SPARC Turns Alzheimer’s Research Into Action in 90 Days


When a Cell paper published on April 23, 2025, proposed a new transcriptional role for PHGDH in the amyloid pathology of Alzheimer’s disease, the UAB Systems Pharmacology AI Research Center (SPARC) didn’t treat it as the finish line—it treated it as a relay handoff.

Led by Sixue Zhang, Ph.D., associate director of SPARC, and Jake Y. Chen, Ph.D., SPARC’s director, the team mobilized its systems-pharmacology and generative-AI pipeline, powered by GeneTerrain Knowledge Maps (GTKM), to pressure-test the paper’s mechanism as a real-time case study.

In just 90 days, SPARC went from reading the paper to filing a U.S. provisional patent on its first batch of small-molecule candidates—demonstrating how a decentralized model can rapidly translate open science into actionable drug discovery.


From Mechanism to Molecules

Within those 90 days, SPARC’s team developed a suite of multi-scale, multi-modality deep learning AI models that not only identified novel PHGDH inhibitors but also established foundation models for future AI-driven drug discovery projects.

Instead of focusing on a single target, SPARC emphasizes process:

  • Integrating the new mechanism into GTKM to understand its network context

  • Generating CNS-suitable chemotypes

  • Triaging candidates with multi-objective AI for potency, brain penetration, and early safety profiles

“Our aim wasn’t to claim a discovery; it was to show the relay works,” said Chen.“A strong finding appears in the literature, and our systems-pharmacology AI can turn it into make-ready molecules fast—then invite the community to help validate them.”

A Decentralized Drug Discovery Relay

As Chen explained in a recent Drug Discovery AI Talk,

“AI empowers startups, academic labs, and smaller organizations to drive therapeutic innovation.

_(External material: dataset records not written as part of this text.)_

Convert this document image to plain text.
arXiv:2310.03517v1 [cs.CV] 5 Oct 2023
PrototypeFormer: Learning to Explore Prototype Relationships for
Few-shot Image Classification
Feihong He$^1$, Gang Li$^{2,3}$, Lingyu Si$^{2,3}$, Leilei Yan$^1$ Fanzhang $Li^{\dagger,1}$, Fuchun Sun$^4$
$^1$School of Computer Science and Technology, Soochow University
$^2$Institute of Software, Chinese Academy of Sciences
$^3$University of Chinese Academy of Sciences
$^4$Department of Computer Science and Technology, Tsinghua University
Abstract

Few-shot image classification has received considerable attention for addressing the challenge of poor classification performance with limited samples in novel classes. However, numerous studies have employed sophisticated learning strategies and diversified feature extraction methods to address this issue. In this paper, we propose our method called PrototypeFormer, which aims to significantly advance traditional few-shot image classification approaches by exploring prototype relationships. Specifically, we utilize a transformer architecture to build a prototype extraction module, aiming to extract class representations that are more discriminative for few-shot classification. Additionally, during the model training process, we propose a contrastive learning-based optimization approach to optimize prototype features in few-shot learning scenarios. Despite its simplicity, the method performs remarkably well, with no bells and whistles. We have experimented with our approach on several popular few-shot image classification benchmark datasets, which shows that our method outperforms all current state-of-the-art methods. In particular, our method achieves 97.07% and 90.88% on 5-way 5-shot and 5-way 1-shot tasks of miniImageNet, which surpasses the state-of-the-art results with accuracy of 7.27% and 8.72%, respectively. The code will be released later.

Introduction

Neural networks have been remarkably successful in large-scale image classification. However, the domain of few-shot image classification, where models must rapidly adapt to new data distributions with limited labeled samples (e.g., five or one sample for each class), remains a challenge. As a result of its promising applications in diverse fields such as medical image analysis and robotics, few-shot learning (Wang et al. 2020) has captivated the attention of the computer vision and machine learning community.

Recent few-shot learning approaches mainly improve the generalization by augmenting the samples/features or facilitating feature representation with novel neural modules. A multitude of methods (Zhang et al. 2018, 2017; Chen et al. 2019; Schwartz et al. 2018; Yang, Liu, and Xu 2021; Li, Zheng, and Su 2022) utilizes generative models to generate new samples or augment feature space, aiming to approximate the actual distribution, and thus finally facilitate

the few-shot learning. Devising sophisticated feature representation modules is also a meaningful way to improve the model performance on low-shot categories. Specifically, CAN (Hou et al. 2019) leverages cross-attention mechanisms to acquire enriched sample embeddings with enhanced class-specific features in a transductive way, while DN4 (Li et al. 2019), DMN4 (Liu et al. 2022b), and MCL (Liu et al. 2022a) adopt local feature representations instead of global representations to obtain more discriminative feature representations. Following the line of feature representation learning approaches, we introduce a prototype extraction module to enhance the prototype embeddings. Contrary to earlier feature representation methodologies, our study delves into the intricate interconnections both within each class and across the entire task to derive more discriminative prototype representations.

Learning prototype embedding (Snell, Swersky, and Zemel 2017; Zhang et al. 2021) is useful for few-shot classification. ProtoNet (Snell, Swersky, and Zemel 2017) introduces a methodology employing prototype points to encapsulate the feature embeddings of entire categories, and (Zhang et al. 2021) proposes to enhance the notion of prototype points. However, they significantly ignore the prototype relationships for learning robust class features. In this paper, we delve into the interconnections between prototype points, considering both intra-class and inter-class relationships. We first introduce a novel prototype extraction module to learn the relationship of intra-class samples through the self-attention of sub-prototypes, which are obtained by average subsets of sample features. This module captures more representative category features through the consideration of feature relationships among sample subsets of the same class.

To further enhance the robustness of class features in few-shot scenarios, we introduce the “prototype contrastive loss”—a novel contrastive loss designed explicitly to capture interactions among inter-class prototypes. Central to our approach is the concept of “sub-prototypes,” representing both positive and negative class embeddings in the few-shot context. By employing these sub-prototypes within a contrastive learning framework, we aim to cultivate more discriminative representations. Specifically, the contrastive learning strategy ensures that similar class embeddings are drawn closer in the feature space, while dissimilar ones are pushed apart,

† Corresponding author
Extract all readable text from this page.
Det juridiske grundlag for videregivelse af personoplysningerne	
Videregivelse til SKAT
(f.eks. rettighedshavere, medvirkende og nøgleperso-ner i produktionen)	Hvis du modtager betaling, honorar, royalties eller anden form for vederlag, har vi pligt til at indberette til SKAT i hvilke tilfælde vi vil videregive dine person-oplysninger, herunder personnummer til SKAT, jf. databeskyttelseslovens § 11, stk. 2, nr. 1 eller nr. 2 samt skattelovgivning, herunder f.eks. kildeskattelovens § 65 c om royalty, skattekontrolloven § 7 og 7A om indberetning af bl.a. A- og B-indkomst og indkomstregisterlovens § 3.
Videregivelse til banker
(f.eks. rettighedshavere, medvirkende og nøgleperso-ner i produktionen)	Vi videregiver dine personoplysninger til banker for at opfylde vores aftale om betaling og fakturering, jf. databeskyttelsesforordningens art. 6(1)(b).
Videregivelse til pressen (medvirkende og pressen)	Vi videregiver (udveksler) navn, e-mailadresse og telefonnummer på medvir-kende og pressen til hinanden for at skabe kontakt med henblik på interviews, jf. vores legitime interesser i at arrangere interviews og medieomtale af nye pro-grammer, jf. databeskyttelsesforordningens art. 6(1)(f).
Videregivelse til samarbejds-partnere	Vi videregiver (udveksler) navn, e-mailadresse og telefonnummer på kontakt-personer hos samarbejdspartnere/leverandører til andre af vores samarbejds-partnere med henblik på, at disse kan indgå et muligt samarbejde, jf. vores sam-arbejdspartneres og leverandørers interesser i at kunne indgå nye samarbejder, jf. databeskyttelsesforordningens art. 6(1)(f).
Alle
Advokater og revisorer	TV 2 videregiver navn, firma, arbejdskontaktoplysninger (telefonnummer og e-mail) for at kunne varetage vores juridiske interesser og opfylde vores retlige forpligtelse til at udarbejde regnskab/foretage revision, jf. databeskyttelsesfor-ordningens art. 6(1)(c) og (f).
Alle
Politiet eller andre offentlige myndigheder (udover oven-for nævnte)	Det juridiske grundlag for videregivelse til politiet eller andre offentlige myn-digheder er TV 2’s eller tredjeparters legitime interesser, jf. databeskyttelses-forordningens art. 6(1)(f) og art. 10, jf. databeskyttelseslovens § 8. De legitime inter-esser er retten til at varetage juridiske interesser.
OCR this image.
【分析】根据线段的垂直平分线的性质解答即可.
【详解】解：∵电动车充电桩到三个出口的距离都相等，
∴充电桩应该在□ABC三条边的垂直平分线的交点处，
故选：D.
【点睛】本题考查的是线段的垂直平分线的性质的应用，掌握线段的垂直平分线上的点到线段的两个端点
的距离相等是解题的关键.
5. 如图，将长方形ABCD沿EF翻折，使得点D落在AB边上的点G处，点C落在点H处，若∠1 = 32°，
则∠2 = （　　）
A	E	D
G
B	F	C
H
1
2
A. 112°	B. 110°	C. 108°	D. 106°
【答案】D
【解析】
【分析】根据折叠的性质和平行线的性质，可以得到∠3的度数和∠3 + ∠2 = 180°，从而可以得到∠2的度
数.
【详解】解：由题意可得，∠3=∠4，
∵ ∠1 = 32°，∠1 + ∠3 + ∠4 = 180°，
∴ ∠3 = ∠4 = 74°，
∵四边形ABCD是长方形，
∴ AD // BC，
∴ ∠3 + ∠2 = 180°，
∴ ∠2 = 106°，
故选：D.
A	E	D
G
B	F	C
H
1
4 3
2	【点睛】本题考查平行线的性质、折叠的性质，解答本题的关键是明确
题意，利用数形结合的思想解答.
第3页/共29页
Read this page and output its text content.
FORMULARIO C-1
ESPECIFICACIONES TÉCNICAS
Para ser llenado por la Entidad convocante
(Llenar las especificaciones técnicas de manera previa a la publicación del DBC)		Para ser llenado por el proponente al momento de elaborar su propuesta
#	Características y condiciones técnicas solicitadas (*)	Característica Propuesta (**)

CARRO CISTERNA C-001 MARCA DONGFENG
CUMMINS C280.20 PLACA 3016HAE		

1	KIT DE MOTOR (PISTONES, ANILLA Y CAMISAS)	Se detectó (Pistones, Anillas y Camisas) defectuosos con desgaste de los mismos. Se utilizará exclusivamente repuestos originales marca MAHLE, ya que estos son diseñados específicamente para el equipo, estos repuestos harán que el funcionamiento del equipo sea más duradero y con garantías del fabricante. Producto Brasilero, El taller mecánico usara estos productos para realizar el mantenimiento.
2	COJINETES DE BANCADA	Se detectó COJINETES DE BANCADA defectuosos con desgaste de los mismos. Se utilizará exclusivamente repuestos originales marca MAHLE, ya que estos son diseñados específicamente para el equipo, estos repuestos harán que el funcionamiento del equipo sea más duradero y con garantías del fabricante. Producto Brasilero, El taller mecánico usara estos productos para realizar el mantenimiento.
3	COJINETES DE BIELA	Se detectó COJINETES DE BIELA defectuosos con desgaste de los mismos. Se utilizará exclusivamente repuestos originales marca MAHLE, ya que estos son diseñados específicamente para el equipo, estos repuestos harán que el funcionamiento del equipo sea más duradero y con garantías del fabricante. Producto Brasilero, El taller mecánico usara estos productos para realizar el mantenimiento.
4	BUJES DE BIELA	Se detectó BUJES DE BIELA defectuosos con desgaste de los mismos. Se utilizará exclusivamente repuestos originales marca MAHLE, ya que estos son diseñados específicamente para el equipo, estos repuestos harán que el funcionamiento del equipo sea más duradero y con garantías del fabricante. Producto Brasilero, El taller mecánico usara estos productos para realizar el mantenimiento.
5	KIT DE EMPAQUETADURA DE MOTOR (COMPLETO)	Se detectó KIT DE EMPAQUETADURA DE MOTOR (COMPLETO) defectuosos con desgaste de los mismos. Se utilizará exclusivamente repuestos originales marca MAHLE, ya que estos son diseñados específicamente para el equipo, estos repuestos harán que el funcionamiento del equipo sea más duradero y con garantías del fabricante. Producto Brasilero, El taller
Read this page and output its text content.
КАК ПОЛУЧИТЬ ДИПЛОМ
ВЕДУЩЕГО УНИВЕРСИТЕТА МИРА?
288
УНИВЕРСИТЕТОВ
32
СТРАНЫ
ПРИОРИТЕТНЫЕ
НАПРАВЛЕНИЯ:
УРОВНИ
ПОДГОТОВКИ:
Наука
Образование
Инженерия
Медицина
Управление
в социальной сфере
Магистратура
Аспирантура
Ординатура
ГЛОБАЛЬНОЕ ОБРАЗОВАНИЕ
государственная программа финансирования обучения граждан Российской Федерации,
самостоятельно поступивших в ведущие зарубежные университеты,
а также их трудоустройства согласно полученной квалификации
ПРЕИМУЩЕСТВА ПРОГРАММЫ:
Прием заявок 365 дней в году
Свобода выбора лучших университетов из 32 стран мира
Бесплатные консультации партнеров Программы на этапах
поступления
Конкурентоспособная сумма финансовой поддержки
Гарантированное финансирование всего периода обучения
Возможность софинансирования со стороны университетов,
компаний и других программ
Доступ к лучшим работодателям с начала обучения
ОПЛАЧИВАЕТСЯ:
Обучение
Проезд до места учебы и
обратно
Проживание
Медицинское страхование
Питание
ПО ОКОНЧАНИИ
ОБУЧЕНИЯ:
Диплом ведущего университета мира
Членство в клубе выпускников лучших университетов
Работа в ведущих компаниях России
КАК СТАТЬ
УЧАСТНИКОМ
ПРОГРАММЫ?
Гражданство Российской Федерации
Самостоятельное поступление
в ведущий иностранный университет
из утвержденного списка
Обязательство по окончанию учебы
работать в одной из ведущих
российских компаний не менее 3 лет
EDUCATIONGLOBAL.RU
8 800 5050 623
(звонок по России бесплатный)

Agentic AI systems can automate experimental workflows.”

This decentralized relay flows from publication → design → bench:

  1. Researchers publish a mechanism.

  2. SPARC integrates and validates it, generating candidate compounds.

  3. External partners—from academia, startups, or industry—conduct experiments to advance the best hits.

For the Alzheimer’s case study, SPARC’s provisional filing includes 18 synthetically accessible compounds prioritized for follow-up assays.

“I ran the end-to-end analysis—linking the literature to GTKM, generating and down-selecting compounds, and clearing early ADME/safety flags—so collaborators receive a short list worth making,”said Fuad Al Abir, a doctoral student in Chen’s lab who led the in-silico triage.

Next Steps

The continued design and development of these analogs will also draw on Zhang’s deep expertise in computer- and AI-aided drug discovery for Alzheimer’s disease. His recent publication in ACS Pharmacology & Translational Science describes a novel drug candidate demonstrating in vivo therapeutic efficacy for Alzheimer’s disease — further underscoring SPARC’s strength in AI-driven neurodegenerative research.👉 Read the publication here.

SPARC is now seeking partners to rapidly test the 18 compounds in:

  • Enzymatic and cellular assays

  • ADMET profiling

  • Early in vivo models

A successful outcome could trigger company formation and accelerate IND-enabling studies toward clinical trials.


A Template for Open, Distributed Drug Discovery

SPARC envisions this as a template for decentralized drug discovery across chronic diseases:Treat each high-quality mechanism paper as a starting gun,run the AI-enabled relay to generate drug-like matter,and pass the baton to experimentalists for validation.

This model gives credit to the original authors for their mechanistic insights, positions SPARC as the systems-AI translator, and opens the door for rapid, collaborative validation across the biomedical community.